On the general grant Clauses, I can say to the hon. Member for Glasgow, Govan (Mr. Rankin) that the position is "as you were". Powers are being taken to decrease the grant simply to meet the change in expenditure. The position is that the English local authorities are paying increased bursaries and powers are being taken to increase their grant to meet the added expenditure. In Scotland the reverse is the case. The Government will now be meeting expenditure previously carried by local authorities, so that powers are being taken to reduce their grant by an equivalent amount over the period for which it had previously been fixed on the assumption that this particular expenditure would be coming out of the local authorities' pockets and not out of the Government's pocket. The figures have not yet finally been agreed, but the intention is that the local authorities should not be financially any better off or worse off than they were before as a result of this administrative transfer of expenditure.

On school-leaving dates, I think that the provisions of the Bill as they affect England and Scotland have been generally welcomed. The only difference is that we in Scotland intend overall to reduce the number to two, as in England, and the advantages to us will be similar. However, we have kept the way open to have a third date available for certain areas if it is thought necessary or temporarily necessary. This is because up to now some areas in Scotland have had a substantial number of leaving dates, and we want to ensure that no trouble is caused by making transitions of this kind too abrupt if people are finding it a little hard to adjust themselves to a change from five or six leaving dates to two.

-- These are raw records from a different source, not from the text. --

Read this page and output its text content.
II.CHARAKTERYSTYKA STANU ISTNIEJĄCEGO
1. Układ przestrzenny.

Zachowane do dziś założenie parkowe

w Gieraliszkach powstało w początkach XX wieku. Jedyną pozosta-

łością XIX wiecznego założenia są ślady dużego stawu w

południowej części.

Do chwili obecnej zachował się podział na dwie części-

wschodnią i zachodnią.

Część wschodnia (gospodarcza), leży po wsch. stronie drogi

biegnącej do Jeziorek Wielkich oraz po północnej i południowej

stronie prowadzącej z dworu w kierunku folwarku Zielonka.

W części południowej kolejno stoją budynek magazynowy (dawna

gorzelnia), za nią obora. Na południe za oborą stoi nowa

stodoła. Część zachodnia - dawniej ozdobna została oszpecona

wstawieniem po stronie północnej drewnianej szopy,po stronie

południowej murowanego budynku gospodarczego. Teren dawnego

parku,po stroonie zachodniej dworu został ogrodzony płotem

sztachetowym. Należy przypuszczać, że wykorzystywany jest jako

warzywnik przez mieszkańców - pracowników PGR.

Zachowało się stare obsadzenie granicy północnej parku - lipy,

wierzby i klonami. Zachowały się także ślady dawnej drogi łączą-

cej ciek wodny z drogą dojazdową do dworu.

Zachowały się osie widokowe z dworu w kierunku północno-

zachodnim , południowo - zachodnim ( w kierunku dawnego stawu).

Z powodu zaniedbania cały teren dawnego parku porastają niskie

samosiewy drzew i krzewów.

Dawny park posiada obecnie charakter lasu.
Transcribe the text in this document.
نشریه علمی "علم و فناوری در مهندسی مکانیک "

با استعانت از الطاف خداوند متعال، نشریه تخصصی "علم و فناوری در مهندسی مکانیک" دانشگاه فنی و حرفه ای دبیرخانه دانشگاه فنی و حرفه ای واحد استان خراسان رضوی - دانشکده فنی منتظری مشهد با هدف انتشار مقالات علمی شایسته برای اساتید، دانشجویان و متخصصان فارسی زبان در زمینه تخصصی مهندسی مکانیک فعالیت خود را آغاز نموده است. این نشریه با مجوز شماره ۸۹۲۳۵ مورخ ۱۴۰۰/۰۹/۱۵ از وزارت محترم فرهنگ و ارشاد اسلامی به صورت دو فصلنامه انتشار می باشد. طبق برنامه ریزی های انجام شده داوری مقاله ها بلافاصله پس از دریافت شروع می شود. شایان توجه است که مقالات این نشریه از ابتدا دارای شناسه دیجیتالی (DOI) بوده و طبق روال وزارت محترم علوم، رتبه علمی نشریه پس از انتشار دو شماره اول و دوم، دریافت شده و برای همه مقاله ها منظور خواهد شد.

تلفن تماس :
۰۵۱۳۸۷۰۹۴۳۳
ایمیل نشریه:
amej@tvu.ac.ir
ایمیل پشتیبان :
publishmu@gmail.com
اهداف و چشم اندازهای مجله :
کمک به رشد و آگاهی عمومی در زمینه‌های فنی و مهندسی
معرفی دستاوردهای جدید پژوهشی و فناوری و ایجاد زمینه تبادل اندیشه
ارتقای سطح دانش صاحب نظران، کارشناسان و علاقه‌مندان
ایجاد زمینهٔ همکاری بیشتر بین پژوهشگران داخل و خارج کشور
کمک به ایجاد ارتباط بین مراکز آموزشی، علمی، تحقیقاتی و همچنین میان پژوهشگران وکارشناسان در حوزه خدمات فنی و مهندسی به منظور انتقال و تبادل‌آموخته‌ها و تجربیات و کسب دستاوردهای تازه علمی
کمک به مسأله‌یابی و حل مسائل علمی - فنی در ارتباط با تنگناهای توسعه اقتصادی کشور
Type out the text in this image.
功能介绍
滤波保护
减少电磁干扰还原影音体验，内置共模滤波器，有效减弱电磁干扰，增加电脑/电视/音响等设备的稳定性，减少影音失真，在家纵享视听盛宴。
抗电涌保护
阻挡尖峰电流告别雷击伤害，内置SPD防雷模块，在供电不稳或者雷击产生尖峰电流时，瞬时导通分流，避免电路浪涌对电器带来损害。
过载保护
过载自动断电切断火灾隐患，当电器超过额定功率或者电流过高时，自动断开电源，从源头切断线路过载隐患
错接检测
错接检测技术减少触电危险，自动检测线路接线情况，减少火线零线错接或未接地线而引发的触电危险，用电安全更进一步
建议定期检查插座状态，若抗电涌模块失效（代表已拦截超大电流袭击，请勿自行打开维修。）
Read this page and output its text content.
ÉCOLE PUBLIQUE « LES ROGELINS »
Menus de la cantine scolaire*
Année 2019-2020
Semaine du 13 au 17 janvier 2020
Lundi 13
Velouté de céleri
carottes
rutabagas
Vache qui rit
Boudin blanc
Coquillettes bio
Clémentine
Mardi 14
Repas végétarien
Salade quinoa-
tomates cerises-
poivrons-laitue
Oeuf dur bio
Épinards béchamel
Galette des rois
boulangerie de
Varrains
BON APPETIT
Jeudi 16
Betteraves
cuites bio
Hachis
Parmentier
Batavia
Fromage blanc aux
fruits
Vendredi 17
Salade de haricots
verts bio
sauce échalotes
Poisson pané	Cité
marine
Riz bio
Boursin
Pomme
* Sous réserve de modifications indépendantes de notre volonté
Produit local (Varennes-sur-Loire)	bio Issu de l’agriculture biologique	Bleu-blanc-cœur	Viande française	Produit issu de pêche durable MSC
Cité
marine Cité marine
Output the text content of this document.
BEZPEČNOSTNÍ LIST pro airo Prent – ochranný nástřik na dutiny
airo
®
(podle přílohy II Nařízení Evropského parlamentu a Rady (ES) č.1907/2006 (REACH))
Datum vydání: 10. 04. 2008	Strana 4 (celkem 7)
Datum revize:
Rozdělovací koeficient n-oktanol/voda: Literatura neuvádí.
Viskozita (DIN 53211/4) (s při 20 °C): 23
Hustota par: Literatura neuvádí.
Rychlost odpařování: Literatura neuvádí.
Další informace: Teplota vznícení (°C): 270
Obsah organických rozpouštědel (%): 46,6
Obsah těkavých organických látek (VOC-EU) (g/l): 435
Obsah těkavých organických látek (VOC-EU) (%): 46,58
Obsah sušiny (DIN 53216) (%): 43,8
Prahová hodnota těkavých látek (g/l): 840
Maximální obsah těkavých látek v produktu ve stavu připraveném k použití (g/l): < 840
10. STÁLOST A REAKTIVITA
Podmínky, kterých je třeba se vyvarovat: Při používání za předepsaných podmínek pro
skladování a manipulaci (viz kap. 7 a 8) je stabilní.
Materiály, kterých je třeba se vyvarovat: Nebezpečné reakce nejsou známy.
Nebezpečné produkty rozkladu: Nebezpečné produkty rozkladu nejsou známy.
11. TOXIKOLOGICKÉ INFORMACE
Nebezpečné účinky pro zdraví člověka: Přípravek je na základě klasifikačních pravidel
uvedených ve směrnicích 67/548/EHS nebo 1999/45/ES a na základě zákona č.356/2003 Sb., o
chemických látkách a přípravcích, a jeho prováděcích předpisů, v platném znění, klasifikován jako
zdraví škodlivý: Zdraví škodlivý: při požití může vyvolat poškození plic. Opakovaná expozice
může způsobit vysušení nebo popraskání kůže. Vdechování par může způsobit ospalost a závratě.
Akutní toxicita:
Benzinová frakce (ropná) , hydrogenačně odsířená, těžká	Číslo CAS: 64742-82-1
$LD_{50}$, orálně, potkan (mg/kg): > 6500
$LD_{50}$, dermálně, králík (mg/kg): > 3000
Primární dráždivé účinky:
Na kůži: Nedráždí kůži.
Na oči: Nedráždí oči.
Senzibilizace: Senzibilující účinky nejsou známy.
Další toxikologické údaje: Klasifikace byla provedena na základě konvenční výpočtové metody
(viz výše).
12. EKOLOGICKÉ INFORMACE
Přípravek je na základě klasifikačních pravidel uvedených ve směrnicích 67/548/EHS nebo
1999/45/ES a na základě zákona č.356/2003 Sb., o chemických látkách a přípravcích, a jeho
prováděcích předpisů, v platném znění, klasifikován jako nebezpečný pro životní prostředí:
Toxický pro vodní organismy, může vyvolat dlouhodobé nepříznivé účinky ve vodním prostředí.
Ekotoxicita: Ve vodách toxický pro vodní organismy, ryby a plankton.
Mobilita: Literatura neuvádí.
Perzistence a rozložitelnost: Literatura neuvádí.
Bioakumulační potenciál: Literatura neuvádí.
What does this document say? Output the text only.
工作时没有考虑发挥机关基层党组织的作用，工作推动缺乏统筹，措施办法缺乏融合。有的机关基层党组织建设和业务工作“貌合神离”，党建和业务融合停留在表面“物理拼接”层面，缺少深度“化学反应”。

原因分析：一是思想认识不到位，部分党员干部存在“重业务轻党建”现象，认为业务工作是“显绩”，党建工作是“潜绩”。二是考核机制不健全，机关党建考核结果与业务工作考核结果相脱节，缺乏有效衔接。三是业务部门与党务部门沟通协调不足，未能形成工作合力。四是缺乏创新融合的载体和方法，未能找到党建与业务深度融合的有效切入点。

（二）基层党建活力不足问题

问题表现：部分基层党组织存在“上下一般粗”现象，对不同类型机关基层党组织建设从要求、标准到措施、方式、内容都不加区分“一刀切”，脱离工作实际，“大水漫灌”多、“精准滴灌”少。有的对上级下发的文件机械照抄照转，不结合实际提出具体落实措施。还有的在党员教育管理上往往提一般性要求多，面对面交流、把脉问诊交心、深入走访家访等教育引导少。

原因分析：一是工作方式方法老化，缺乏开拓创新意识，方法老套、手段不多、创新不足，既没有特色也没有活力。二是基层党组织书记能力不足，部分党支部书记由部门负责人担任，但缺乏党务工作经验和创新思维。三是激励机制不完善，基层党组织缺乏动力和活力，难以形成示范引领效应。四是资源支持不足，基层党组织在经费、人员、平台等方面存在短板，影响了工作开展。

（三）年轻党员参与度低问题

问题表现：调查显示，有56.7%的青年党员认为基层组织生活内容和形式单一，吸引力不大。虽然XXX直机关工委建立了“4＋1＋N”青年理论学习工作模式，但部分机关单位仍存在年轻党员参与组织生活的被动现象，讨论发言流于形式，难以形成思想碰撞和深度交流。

In particular, although up to now the absorption of school leavers into industry has been satisfactory and has been going well—it is a problem which has caused us much concern and has been so much in our minds during these bulge years—we want to take the greatest possible precautions to meet any future difficulties. We have taken this provision for the third date for certain areas in case it might help to meet the strain in cases of local difficulty. In any case, I hope that the House will regard this as no more than a reasonable precaution.

I think that the other points which have been raised are minor ones and I do not want to delay the House with them. The Bill will make some useful adjustments for school leaving in line with the recommendations of the Crowther Report. It will make substantial improvements for grant and the assessment of the parental contribution. It will lead to the disappearance of the variations and inequalities which have previously existed in the assessment of grants as between one area and another, both between England and Scotland, and within the borders of the two countries. For these reasons, and to obtain these benefits, I hope that the House will agree to give the Bill a Second Reading.

Question put and agreed to.

Bill accordingly read a Second time.

Bill committed to a Standing Committee pursuant to Standing Order No. 38 ( Committal of Bills).